Sottoli di spugnole

Ingredienti
| 600 g | spugnole fresche intere |
| 250 ml | aceto di vino bianco |
| 250 ml | olio extra vergine di oliva |
| 1 litro | acqua |
| 4 spicchi | aglio |
| 1 cucchiaino | peperoncino rosso secco sbriciolato |
| 3 foglie | alloro |
| 5 g | sale marino |
Valori nutrizionali
| 45 kcal | Energia |
| 3,2 g | Proteine |
| 1,8 g | Grassi |
| 0,3 g | di cui saturi |
| 4,5 g | Carboidrati |
| 1,2 g | di cui zuccheri |
| 2,1 g | Fibre |
| 1,5 g | Sale |
Gusto
Il sapore è terroso e intenso, la consistenza rimane soda al morso. L'aceto dona acidità che contrasta con la dolcezza naturale del fungo, l'olio lo riveste di morbidezza. Si servono fredde o tiepide come contorno, antipasto, oppure accompagnano piatti di pasta o polenta. L'abbinamento tradizionale è con pane tostato e un formaggio semi-stagionato leggero.
Benessere
- Le spugnole contengono pochi grassi, proteine modeste ma buone se considerate funghi, e fibre digestive dal cappello poroso.
- Apportano potassio, selenio e piccole quantità di ferro, minerali utili per la stanchezza primaverile.
- Sono piuttosto leggere nonostante l'olio di conserva, purché servi in quantità contenuta: una porzione da 100 g non appesantisce.
- I funghi freschi contengono ergotioneina, una molecola rara con attività antiossidante, anche se la concentrazione scende leggermente durante la cottura.
- Abbina i sottoli di spugnole a una base di verdure crude e cereali integrali per un pasto equilibrato e saziante.

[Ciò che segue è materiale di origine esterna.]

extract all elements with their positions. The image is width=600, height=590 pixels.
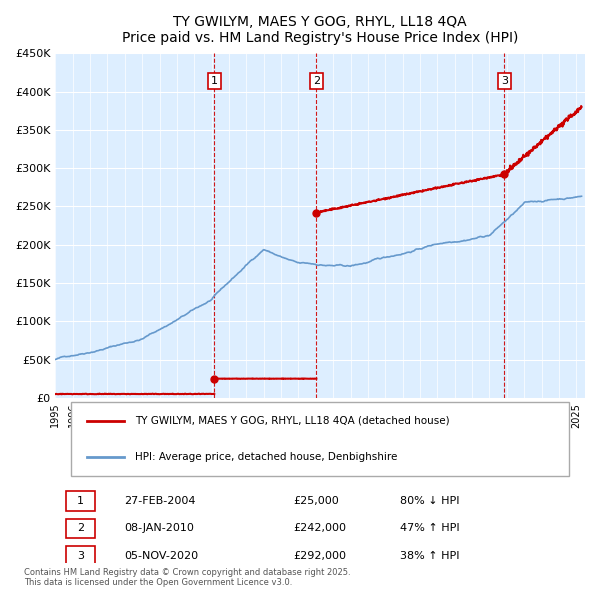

- Falso mito da sfatare: «I funghi sott'olio sono sempre grassi e da evitare per la dieta». Non è vero. L'olio di conserva non viene tutto consumato, rimane per lo più nel barattolo. Chi mangia il fungo assume il doppio dell'olio di quello che sembra. Se scolato bene sulla forchetta, il piatto diventa quasi leggero. Chi ha colesterolo alto deve solo non abusarne, ma una porzione moderata non crea problemi.
L'errore da non fare
Non saltare il passaggio di sbollentamento. Molti pensano che il fungo crudo marinato sia più croccante e naturale, ma le spugnole selvatiche nascondono spore e terra fra le cellule porose: la bollitura breve è essenziale per pulire davvero il prodotto e renderlo sicuro. Se salti questo passo, rischi un gusto terroso gradevole solo in superficie e una conservazione meno stabile.
I nostri consigli
- Conserva sempre il barattolo in frigorifero, non a temperatura ambiente. Una volta aperto, consumalo entro una settimana. Se noti odori fermentati o muffa sulla superficie, butta via tutto.
- Se le spugnole sono molto grandi e irregolari, tagliale in pezzi da 3-4 cm per una cottura e una marinata più omogenea.
- Usa l'olio rimasto nel barattolo per condire insalate tiepide o per bagnare fette di pane tostato: contiene tutti gli aromi dei funghi.
- Variante: aggiungi alla marinata anche bacche di ginepro, semi di senape o una striscia di scorza di limone per un sapore più complesso.
Quando prepararla
I sottoli di spugnole si preparano in primavera quando i funghi spuntano al primo caldo, tra marzo e maggio, oppure in autunno tra settembre e ottobre. Perfetti al cambio di stagione quando il corpo cerca cibi che aiutino la transizione tra temperature diverse. Si conservano bene per settimane, ideali per avere sempre un contorno pronto in frigorifero senza doverle raccogliere al momento.
Domande frequenti
- Dove trovo le spugnole fresche? Nei mesi di raccolta le vende il fruttivendolo che ha contatti con cercatori locali, oppure il mercato ortofrutticolo. A volte si trovano nei negozi di alimenti biologici. Se non disponibili fresche, puoi usare spugnole secche reidratate: ammollale in acqua tiepida per 20 minuti, scola bene e procedi come per le fresche, riducendo il tempo di bollitura a 5 minuti.
- Posso congelare i sottoli di spugnole? Sì, in contenitore ermetico durano fino a 3 mesi in freezer. Una volta scongelati, consumali entro 2 giorni.
- L'aceto può essere diverso? Va bene aceto di mele o di vino rosso, ma il bianco rimane il più delicato. Evita l'aceto balsamico che copre il sapore del fungo.
- Come li servo a tavola? Versali in una ciotola con cucchiaio e forchetta, meglio freddi o a temperatura ambiente. Accompagna con pane e un buon formaggio, oppure come contorno di piatti di cacciagione.